Vice Premier Shimon Peres of Israel said the recent Palestinian effort to move toward peace ''exceeds our expectations," and he expected Prime Minister Ariel Sharon to meet the new Palestinian leader, Mahmoud Abbas, in ''days, not weeks."

''I think we can move faster than we thought earlier -- faster and better if nothing wrong will occur," Peres said in Davos, a ski resort in the Swiss Alps.

The panel attracting the biggest audience yesterday featured Clinton, Blair, Gates, the presidents of South Africa and Nigeria, and U2 rock singer Bono discussing whether the seven wealthiest nations and Russia -- the Group of Eight -- will take action to end poverty in Africa.

A report to the UN this month concluded that poverty can be cut in half by 2015 and eliminated by 2025 if the world's richest countries, including the United States, Japan, and Germany, more than double aid to the poorest countries.

At stake is life or death for tens of millions of people, it said.

''We need this critical mass of resources to make a change, to make a difference," President Olusegun Obasanjo of Nigeria said.

Blair, who is making Africa a focus of his leadership of the G-8 this year, said the continent's plight is ''a scar on the conscience of the world." He reiterated his call for an African Commission to analyze what is wrong and prescribe how ''to put it right."

''The absolutely key thing is to agree that the end objective is a very substantial uplift in aid," he said.

Gates, who has amassed an estimated $48 billion as founder of Microsoft, said millions of children in Africa could be saved if there were enough resources.

''The fact that we don't apply the resources to the known cures or to finding better cures is really . . . the most scandalous issue of our time," he said.

Gates, who has been one of the largest contributors to alleviating global poverty, recently pledged $750 million to support immunization programs in developing countries.

Bono made a pledge, too.

''People want to be a part of something bigger than themselves," he said. ''What else are we going to be remembered for, our generation? . . . We will be remembered for three things right now: the Internet, the war against terror, and what we did or didn't do about this glorious continent of Africa and its travails.
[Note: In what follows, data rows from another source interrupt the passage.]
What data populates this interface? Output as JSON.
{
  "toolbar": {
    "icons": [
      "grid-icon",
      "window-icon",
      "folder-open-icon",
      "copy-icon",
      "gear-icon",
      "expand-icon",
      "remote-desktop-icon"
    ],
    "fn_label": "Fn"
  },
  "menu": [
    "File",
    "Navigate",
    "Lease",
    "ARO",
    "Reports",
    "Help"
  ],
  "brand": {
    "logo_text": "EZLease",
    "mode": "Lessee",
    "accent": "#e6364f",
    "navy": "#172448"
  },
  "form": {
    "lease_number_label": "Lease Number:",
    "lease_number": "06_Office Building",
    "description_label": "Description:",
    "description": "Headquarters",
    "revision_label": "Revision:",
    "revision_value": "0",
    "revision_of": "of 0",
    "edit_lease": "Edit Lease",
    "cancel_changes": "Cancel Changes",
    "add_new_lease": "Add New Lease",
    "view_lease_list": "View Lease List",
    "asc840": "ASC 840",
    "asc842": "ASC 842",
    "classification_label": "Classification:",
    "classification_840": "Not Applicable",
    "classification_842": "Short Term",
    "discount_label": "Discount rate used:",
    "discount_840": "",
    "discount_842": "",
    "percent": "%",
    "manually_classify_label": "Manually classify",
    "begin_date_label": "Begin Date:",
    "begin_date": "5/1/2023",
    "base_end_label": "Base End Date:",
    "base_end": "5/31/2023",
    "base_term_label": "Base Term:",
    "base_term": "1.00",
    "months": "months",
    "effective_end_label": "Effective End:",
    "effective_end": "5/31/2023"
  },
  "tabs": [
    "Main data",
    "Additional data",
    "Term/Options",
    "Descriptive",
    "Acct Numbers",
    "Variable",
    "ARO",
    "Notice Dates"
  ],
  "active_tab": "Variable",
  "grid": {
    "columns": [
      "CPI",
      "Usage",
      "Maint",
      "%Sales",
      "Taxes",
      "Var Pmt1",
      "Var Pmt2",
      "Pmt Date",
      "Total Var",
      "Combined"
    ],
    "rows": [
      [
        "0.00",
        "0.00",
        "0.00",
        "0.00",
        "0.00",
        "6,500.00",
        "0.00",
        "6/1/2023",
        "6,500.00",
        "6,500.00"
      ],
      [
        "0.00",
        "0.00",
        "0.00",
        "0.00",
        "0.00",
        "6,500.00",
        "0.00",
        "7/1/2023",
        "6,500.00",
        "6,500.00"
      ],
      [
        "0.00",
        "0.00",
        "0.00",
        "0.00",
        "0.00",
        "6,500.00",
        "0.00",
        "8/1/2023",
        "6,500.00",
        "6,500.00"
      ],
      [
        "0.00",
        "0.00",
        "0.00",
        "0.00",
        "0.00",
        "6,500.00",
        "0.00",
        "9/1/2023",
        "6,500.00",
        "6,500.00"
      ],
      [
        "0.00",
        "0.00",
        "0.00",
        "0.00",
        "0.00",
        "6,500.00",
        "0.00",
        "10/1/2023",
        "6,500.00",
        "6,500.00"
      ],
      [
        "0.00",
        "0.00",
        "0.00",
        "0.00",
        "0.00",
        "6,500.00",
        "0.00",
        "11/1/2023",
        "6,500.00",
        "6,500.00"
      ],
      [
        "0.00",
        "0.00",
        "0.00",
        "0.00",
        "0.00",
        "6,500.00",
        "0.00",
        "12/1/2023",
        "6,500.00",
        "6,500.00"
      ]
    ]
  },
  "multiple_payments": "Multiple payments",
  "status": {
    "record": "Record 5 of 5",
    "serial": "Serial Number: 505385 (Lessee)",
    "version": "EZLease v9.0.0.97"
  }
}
''I think we can be the generation that ends extreme poverty -- I really do -- and I think I will spend the rest of my life pledged to that commitment."

Clinton said American voters would never punish a politician for embracing the fight against poverty and disease in Africa, and questioned the Bush administration's commitment to the issue.

''Let's get real," he said. ''The president just asked for $80 billion for the Iraq war for a year. For a pittance of that, we could double America's international assistance in all these areas. This is cheap."

Fluctuating oil prices remained a prime topic at the panel discussions, with analysts warning that China's voracious economic expansion is demanding more capacity. But questions on whether the Organization of Petroleum Exporting Countries would tighten its oil supply remained ahead of a key meeting Sunday in Vienna. Sheik Ahmad Fahd al-Ahmad al-Sabah, Kuwait's oil minister and the OPEC president, said the group would consider returning some oil it removed from the market in December, if needed.

US Senate majority leader Bill Frist, Republican of Tennessee, called bioterrorism ''the greatest threat" facing the world and warned that the United States and other countries are unprepared for an attack he predicted would come in the next decade. Frist is a physician whose Senate office received a letter last year containing the toxin ricin.